Ok, first a clarification, I’m a big fan of film noir so I’m a bit bias with these recomendations but you should check Afsporet by Bodil Ipsen and Døden Er Et Kjærtegn (Death Is a Caress) by Edith Carlmar.
First of all, thanks for choosing such diversely interesting films to discuss instead of the more “obvious” lesbian films. Ever since I saw this extraordinary film back in 1982 at the Metro Cinema in NYC, I was changed. Not only did it teach me to see film in a different way, but I, too, immediately focused on the raw sexual energy between the women. How this film hasn’t been discussed on more lesbian websites as a purely lesbian film is baffling to me. I saw it right away. I saw it in the silences, longing glances, awkward interplay and in those surreal scenes where the women come together as if in a feverish dream. At one point they literally stroke each others’ hair and melt into what looks like a long make out scene starting at the neck. These women are alone, in love and exploring their newfound feelings. The betrayal that Bibi Andersson feels towards Liv Ullmann’s letter to the doctor is rage as only a lover can feel. Otherwise, why care so much about what was written? I feel as though you are exploring the film in a uniquely and decidedly exciting way. This piece made my week!

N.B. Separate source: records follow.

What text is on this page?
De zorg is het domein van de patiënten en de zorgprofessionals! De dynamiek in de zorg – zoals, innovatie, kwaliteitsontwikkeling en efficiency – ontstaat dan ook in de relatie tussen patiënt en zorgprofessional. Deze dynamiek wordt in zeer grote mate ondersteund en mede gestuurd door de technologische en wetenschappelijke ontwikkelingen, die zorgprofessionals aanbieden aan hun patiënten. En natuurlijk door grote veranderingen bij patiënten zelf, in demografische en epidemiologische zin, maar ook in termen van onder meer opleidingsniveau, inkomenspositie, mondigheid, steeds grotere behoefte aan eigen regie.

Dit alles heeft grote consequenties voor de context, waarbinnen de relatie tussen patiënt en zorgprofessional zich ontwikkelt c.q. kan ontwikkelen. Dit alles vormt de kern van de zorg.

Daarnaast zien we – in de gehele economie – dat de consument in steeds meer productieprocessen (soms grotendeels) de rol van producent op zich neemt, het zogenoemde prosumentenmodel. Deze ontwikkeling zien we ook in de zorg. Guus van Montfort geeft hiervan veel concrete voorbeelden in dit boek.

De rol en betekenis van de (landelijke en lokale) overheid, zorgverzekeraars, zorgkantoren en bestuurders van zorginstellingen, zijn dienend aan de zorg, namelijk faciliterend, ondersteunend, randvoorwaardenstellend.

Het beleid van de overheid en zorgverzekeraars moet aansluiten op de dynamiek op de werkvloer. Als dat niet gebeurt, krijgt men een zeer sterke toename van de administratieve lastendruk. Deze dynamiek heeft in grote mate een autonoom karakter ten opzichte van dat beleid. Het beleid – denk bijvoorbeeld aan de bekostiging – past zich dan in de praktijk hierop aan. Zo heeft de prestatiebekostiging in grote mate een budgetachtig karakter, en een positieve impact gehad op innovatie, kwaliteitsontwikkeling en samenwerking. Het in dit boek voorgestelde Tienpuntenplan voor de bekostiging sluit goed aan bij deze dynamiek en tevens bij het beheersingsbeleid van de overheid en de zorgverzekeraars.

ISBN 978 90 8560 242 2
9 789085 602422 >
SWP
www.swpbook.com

Also, and I’m sure you’ve done this because you sound very well versed in his films, try to watch “The Silence.” The little boy in “Persona” also plays a boy who seems neglected. The opening “poetry in images” as Bergman called it, also refers to earlier films such as “Through a Glass Darkly” (the spider as spider god) and when the film “breaks down” in the middle, there are sounds of screaming and shrieking that are taken from Gunnel Lindblom’s breakdown in “The Silence.” He was at such a creative peak in the 60s! And also thank you for mentioning Bibi Andersson’s passing back in April. I mentioned it on my FB page and only got crickets. She wasn’t as big a name as Ullmann is, but she was a wonderful actress. I had read that she had a stroke back in 2009 and lost the ability to spoke. A cruel irony given that her dialogue and monologues make “Persona” a masterpiece.
The Silence and Through a Glass Darkly are two of my favorites! You’re right he really was at a creative peak in the 60s. Or really 1957 to 1973.
I’m glad you share my connection to his work! Thanks for reading. <3
Not from your 1957/1973 period, but what about Autumn Sonata?
I just love this miniseries, these films (hiya, I’m a snob, these are NOT movies) are AWESOME. Persona is one of the best films by Bergman and one of the things I’ve always loved about him is the way he explores the relationships between women in every single aspect.
Love this series! All About Eve would be a great one.
Are you me? I wrote an essay for my philosophy class about Persona when I was 16… Hadn’t occurred to me to consider the extreme egginess of my interest. I feel like transition is the gradual realization that you’re actually a cliché.
Haha it really, really is. And there’s such a comfort to that!